BerlinUm die hohen Spritpreise zu drücken, will Frankreich die Steuer auf Kraftstoffe vorübergehend senken - auch in Deutschland ist eine große Mehrheit für einen solchen Schritt. Das ergab eine repräsentative Umfrage des Meinungsforschungsinstitutes Emnid im Auftrag der „Bild am Sonntag“. Demnach sind 78 Prozent der Befragten für eine zumindest vorübergehende Senkung der Steuern, lediglich 16 Prozent sprachen sich dagegen aus

Politiker der Regierungskoalition erteilten einer solchen Steuersenkung nach französischem Vorbild allerdings eine Absage.

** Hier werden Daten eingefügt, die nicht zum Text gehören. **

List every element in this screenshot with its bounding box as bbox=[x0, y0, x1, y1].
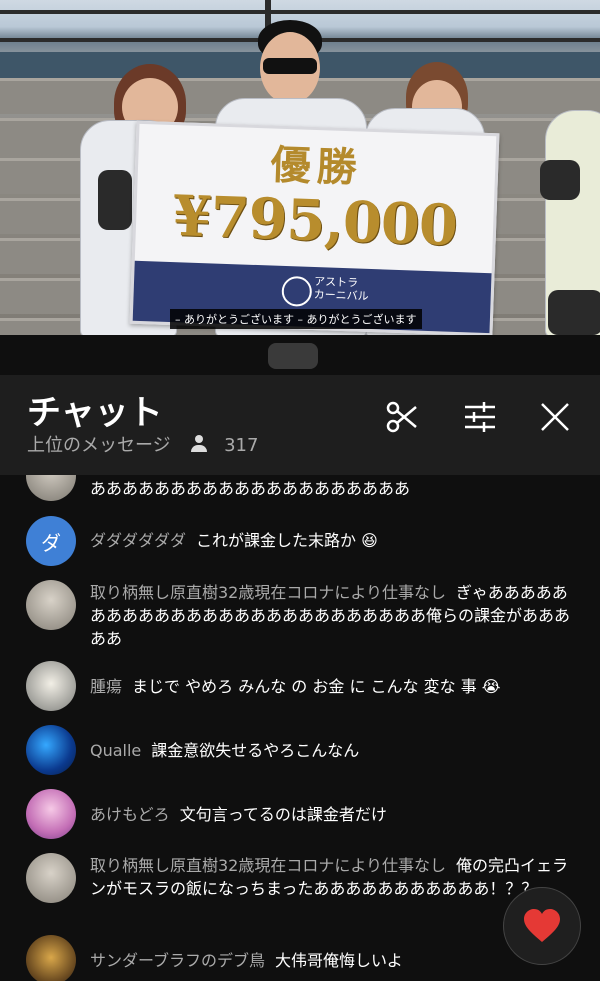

FDP-Generalsekretär Patrick Döring sagte dem Blatt: „Was Präsident (François) Hollande da treibt, ist linker Sozialpopulismus. Die Steuersenkung hilft nicht den Autofahrern, sondern erhöht am Ende die Gewinne der Mineralölunternehmen.“

Hollandes Regierung hatte am Mittwoch angekündigt, die Steuern auf Benzin und Diesel vorläufig leicht senken wollen.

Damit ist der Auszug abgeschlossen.